# Informationen beim Benutzer ablegen



## Sky (30. Aug 2004)

Hallo zusammen, 

ich habe folgendes Problem: Ich würde gern aus meinem Applet heraus Informationen beim Benutzer ablegen (z.B. FarbCode für Hintergrundfarbe). 

Diese Informationen sollen dann automatisch beim nächsten Laden des Applets automatisch eingelesen werden, damit sich die GUI so darstellt, wie der Benutzer es eingestellt hat. 

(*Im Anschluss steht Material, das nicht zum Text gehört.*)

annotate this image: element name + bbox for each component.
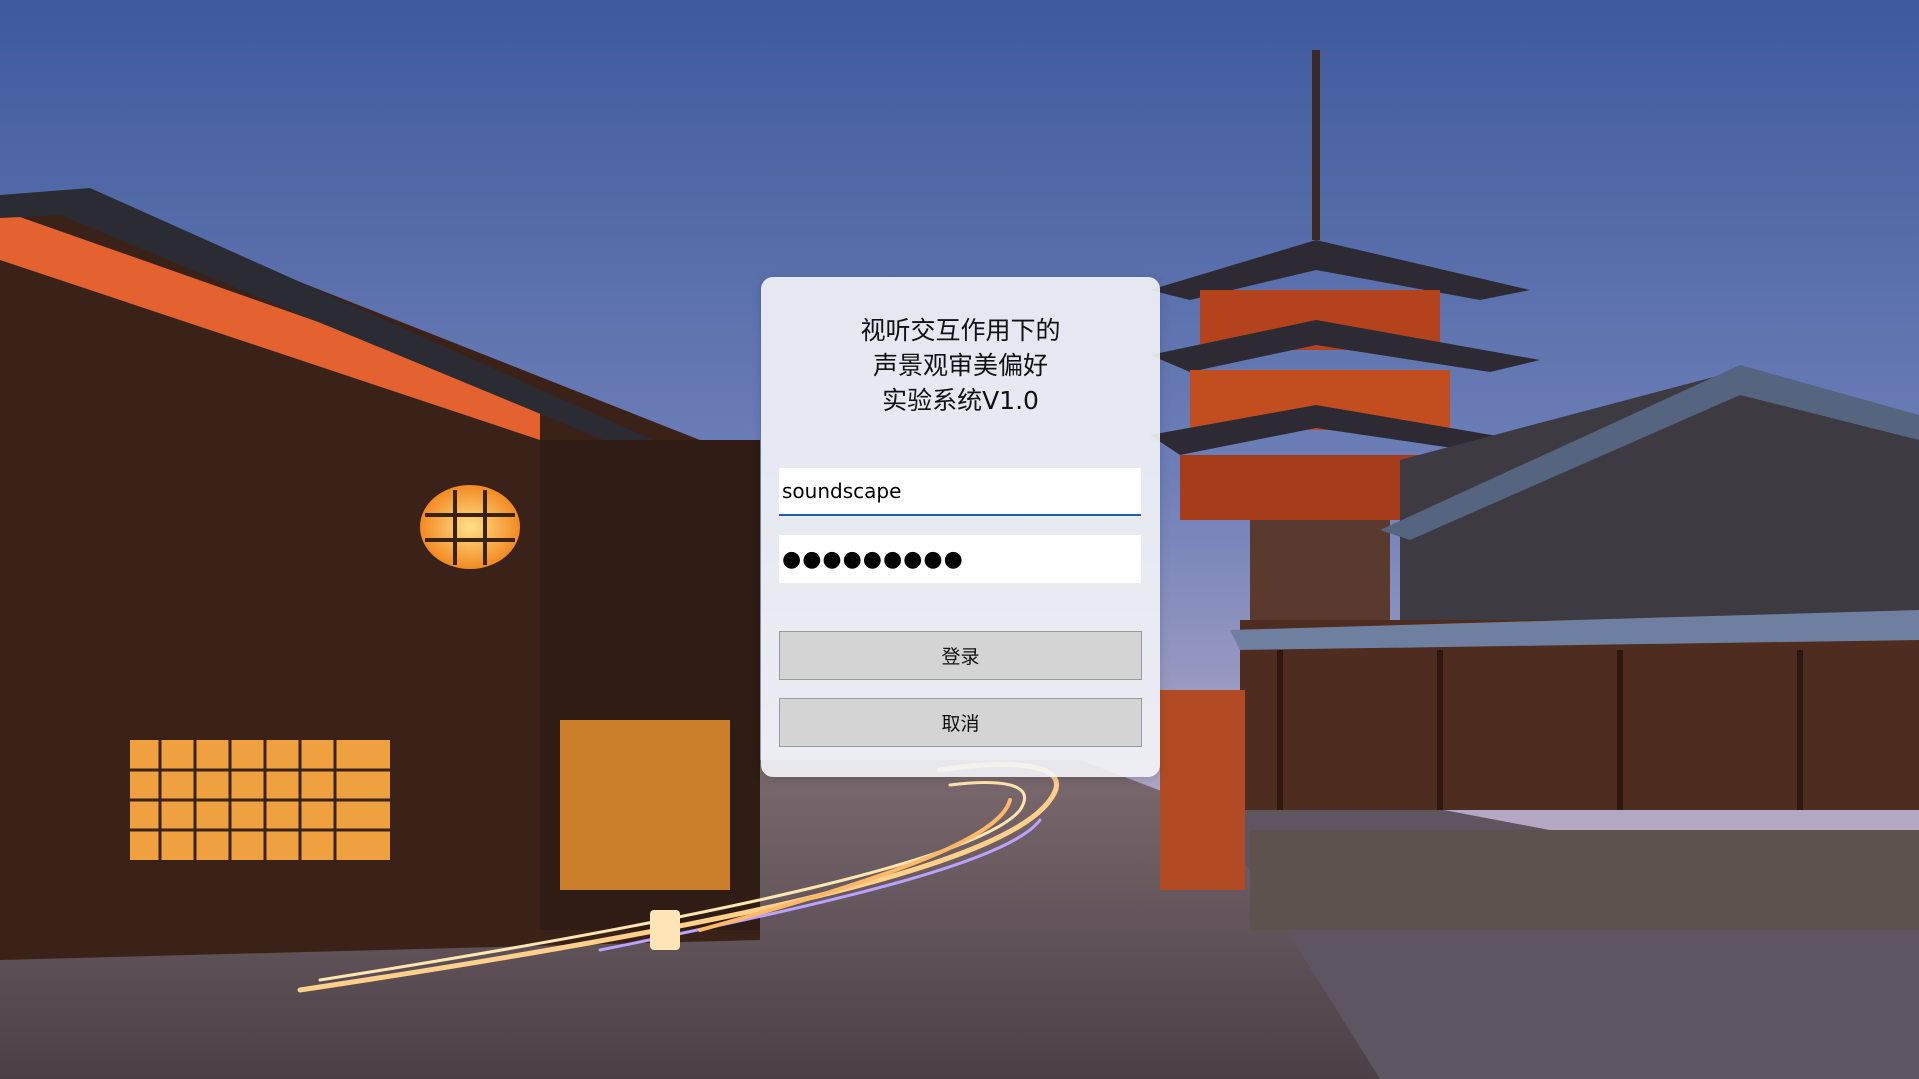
login-button[interactable]: 登录 <box>779 631 1142 680</box>
password-input[interactable] <box>779 535 1141 583</box>
cancel-button[interactable]: 取消 <box>779 698 1142 747</box>
app-title: 视听交互作用下的 声景观审美偏好 实验系统V1.0 <box>761 313 1160 418</box>
title-line-2: 声景观审美偏好 <box>872 351 1048 380</box>
title-line-3: 实验系统V1.0 <box>882 386 1039 415</box>
login-dialog: 视听交互作用下的 声景观审美偏好 实验系统V1.0 登录 取消 <box>761 277 1160 777</box>
username-input[interactable] <box>779 468 1141 516</box>
title-line-1: 视听交互作用下的 <box>860 316 1061 345</box>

Informationen auf eine Platte schreiben ist ja nicht das Problem... nur wo lege ich am Besten meine Informationen ab, damit ich sie beim nächsten Laden wiederfinde!? Einen festen Pfad der Marke "C:\Einstellungen.ini" wird z.B. auf einem Linux-System nicht gefunden. 

Ich habe schon daran gedacht ein Cookie einzusetzen. Nur leider weiß ich nicht, wie man sowas beim Benutzer ablegen kann :-( 

Danke für eure Hilfe im Voraus, 
Grüsse, Sky.


----------



## Illuvatar (30. Aug 2004)

Du darfst mit deinem Applet normal nicht auf die Festplatte schreiben.

Da musst du es signieren, such mal danach.

Vielleicht könntest du das ja beim Beenden der Seite aber auch per Javascript auslesen, in einem Cookie speichern und beim nächsten Laden wieder per Javascript auslesen und im Param-Tag übergeben.


----------



## Sky (30. Aug 2004)

Also, mein Problem ist -wie bereits erwähnt-  nicht das Schreiben auf die Festplatte. Mein Applet ist signiert usw. 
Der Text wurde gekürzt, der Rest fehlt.